Procedure fm takes a list of numbers as input and outputs the maximum number in the list, as a list of one element. The code recursively replaces the second number in the list with the maximum of the first two, dropping the first one. The maximum seen so far is then always the first number in the list. The list shrinks to one number when the process terminates.

Procedure fm$ has the usual changes in moving from lists to streams, namely (cdr s) is replaced by ((cdr s)) and (lambda () ...) surrounds new streams. This does not work, though, because fm$ calls itself and there is no (lambda () to stop its recursion. An additional problem is that the same token is demanded more than once - this would be fatal if the stream were generated using (random ...).

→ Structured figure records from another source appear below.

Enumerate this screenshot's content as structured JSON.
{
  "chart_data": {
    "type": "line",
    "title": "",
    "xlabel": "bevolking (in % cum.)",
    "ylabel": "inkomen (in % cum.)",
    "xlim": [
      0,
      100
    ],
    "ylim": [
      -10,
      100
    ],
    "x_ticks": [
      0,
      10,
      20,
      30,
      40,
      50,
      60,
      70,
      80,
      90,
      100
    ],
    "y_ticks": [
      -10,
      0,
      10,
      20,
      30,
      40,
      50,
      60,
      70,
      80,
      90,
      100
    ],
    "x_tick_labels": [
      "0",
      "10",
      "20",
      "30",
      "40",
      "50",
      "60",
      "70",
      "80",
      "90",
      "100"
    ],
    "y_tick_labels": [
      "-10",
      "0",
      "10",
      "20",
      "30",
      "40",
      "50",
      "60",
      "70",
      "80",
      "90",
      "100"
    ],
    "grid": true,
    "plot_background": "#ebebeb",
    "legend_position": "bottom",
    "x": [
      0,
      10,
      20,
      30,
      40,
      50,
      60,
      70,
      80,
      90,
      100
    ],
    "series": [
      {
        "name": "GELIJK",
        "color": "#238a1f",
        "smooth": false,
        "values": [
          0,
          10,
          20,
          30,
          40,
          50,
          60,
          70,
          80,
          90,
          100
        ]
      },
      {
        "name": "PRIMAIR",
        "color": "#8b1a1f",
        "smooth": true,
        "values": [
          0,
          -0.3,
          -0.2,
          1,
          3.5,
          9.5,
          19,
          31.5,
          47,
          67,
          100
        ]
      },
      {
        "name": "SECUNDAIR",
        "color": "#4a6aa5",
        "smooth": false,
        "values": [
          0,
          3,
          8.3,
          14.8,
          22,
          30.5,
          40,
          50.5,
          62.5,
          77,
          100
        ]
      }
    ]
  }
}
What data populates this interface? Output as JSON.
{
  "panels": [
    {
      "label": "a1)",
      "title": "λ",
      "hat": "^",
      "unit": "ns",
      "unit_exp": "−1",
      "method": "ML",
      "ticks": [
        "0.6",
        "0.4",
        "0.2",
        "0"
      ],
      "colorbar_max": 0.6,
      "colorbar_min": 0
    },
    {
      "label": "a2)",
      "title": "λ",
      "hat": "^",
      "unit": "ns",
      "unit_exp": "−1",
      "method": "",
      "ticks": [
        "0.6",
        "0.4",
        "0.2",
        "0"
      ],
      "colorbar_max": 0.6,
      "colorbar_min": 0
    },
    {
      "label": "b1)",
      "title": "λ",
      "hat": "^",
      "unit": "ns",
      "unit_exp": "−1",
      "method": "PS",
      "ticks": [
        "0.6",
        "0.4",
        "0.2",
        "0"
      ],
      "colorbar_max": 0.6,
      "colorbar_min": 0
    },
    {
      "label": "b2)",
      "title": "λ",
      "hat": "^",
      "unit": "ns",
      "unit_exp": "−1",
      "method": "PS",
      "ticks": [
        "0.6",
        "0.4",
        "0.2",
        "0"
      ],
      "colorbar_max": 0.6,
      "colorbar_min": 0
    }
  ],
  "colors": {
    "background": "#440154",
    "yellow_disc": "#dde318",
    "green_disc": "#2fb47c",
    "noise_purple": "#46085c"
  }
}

Procedure fm1$ is an attempt to fix the problem with fm$. The recursive call to fm1$ is inside a think but the second of the two arguments of max should not produce a token from S but a token from fm1$ applied to (take$ 1 S). However, if that is done, fm1$ will not be inside a think so problem 2 recurs.

Procedure fm2$ does work but is slightly clumsey since it requires two arguments. The idea is to pass the current maximum into the procedure along with the remainder of the stream begin checked. This avoids taking a token from the fm2$ result to make the comparison in max. Procedure fm3$ at least makes the use of fm2$ easier.